Fenomena Polisi Bunuh Diri, Bagaimana dan Mengapa Bisa Terjadi? Seri 4

Dua contoh tindakan bunuh diri polisi di Indonesia menunjukkan adanya ketertutupan personal polisi terhadap rekan kerja. Ketiadaan kepercayaan terhadap rekan kerja secara tidak langsung memberikan stimulasi stres pada personel polisi, karena ia memendam masalah pribadi sendirian. Maka, tidak salah jika para psikolog di berbagai media mengemukakan perlunya suatu layanan konseling pada setiap kantor polisi. Meskipun, pembukaan layanan ini akan memberikan konsekuensi tertentu bagi organisasi, misalnya keterbatasan anggaran yang dimiliki Polri. Hal yang paling penting untuk mengkaji permasalahan psikologi, sebenarnya perlu dilihat secara fundamental makna dari kebutuhan psikologi tersebut.

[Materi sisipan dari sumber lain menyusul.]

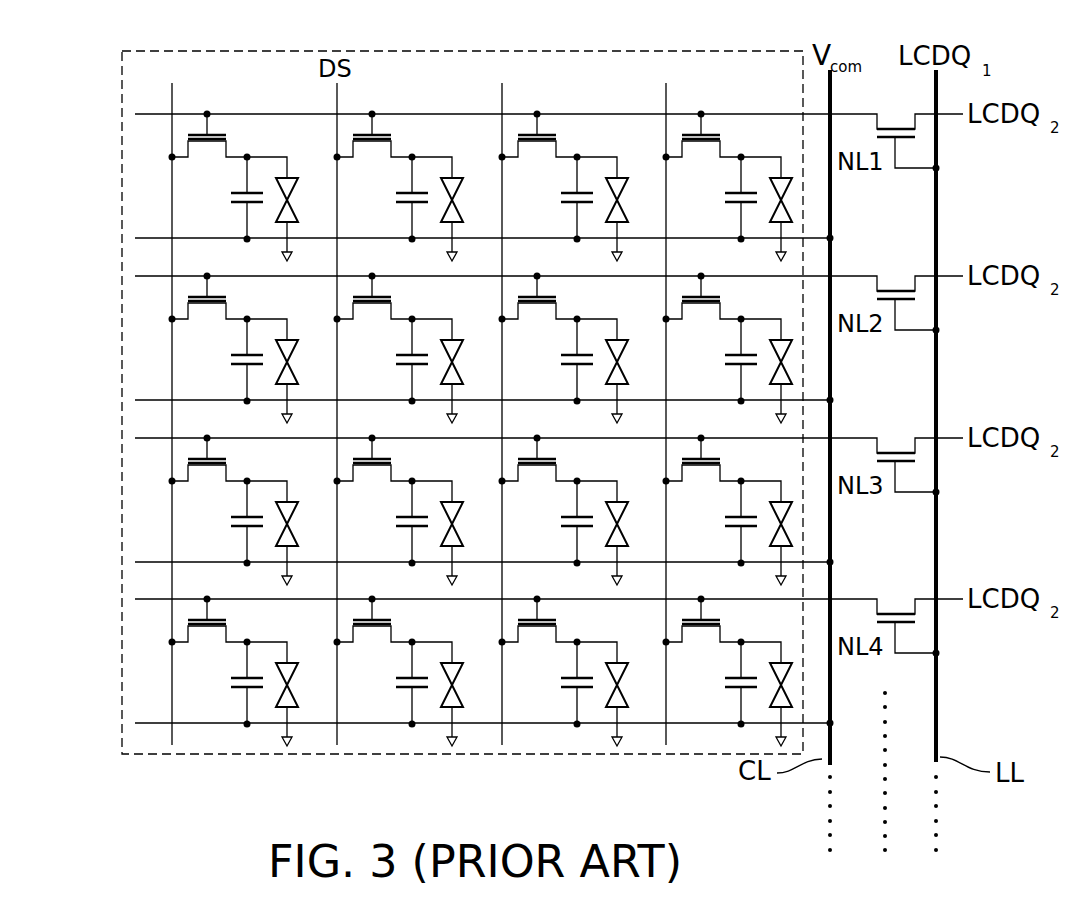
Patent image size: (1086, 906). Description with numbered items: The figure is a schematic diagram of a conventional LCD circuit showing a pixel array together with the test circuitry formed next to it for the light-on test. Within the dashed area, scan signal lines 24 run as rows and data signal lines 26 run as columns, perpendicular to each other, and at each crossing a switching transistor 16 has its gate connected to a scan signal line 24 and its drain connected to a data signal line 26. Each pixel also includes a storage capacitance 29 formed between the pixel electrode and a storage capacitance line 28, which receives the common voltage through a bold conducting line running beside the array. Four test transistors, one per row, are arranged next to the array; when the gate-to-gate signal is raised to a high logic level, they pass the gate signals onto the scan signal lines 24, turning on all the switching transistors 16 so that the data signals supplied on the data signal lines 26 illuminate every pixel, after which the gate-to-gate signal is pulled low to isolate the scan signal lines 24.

The TFT 16 is at (235, 136).
The scan signal line 24 is at (150, 118).
The data signal line 26 is at (336, 130).
The storage capacitance line 28 is at (477, 238).
The storage capacitance 29 is at (161, 203).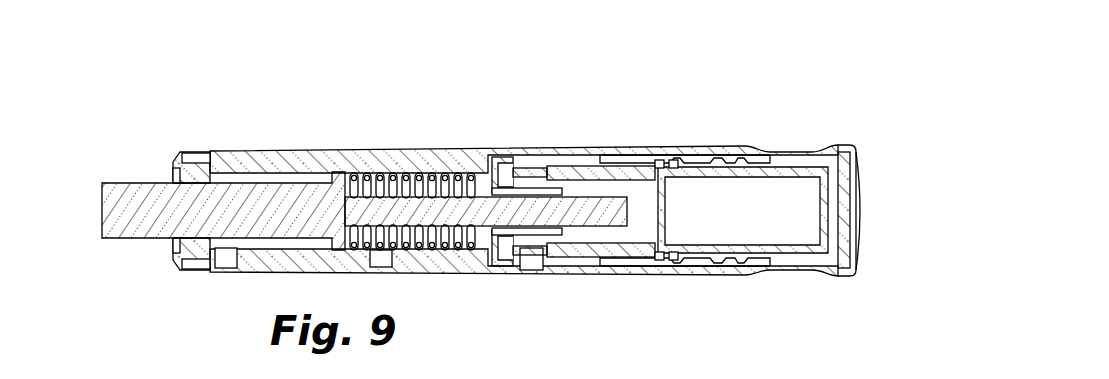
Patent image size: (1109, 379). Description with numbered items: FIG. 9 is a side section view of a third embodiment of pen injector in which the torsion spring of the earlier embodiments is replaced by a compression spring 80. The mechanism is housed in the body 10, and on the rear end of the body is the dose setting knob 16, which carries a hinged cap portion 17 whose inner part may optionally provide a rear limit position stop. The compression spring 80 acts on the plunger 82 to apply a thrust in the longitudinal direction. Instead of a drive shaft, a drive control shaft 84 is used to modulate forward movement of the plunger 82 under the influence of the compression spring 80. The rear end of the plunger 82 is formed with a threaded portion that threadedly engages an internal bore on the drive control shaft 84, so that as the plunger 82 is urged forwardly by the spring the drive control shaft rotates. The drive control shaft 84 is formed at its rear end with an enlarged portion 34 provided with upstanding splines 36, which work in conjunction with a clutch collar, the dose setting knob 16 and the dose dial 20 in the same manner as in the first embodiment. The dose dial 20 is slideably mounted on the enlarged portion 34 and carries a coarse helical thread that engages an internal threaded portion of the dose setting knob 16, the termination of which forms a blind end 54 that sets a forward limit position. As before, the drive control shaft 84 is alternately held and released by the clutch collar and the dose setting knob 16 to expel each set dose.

The body 10 is at (452, 149).
The dose setting knob 16 is at (820, 149).
The hinged cap portion 17 is at (863, 200).
The dose dial 20 is at (743, 260).
The enlarged portion 34 is at (730, 175).
The splines 36 is at (667, 170).
The blind end 54 is at (587, 158).
The compression spring 80 is at (440, 250).
The plunger 82 is at (142, 215).
The drive control shaft 84 is at (590, 233).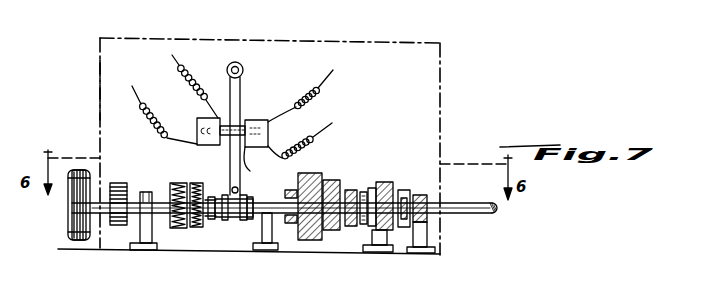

Terdapat dua karakteristik penting dalam mengidentifikasikan hubungan antarpribadi, pertama, hubungan antarpribadi berlangsung melalui beberapa tahap mulai dari tahap interaksi sampai ke pemutusan (dissolution). Kedua, hubungan antarpribadi berbeda-beda dalam hal keluasan dan kedalamannya. Knapp (1984) dan Wood (1982) dalam DeVito (1996), mengemukakan bahwa sebagian besar hubungan mungkin sama, dan berkembang melalui tahap-tahap. DeVito (1986) menjelaskan terdapat lima tahapan yang menjelaskan pengembangan sebuah hubungan, yaitu :

• Kontak, pada tahap ini personal membuat kontak berdasar persepsi indra, antara lain indra penglihatan, pendengaran, dan membaui seseorang. Pada tahap ini penampilan fisik begitu penting, karena dimensi fisik paling terbuka untuk diamati secara mudah. Namun demikian, kualitas-kualitas lain seperti bersahabat, kehangatan, keterbukaan dan dinamisme juga terungkap pada tahap ini.
• Keterlibatan, tahap keterlibatan merupakan tahap pengenalan lebih jauh, ketika personal mengikatkan diri untuk mengenal orang lain dan terlibat dalam urusan-urusan orang tersebut.
• Keakraban, personal mengikat diri lebih jauh pada orang tersebut. Personal mungkin membuka hubungan primer, para personal dapat saling memberikan klaim atas hubungan yang terjadi dalam bentuk sahabat baik. Komitmen ini dapat mempunyai berbagai bentuk seperti, mengungkapkan rahasia terbesar.
• Perusakan, sebagai tahap penurunan hubungan pertama ketika ikatan di antara kedua pihak melemah. Pada tahap ini personal mulai merasa bahwa hubungan ini tidaklah sepenting yang dipikirkan sebelumnya. Mereka berdua semakin jauh. Namun terkadang diselimuti kebimbangan untuk tetap menjaga hubungan hanya sekedar karena membutuhkannya saja, atau justru mencari bentuk hubungan yang sama, tetapi dengan orang lain yang berbeda. Tahap ini penuh dengan konflik yang muncul ke permukaan.
• Pemutusan, tidak lain adalah tahap personal memutuskan ikatan kedua belah pihak.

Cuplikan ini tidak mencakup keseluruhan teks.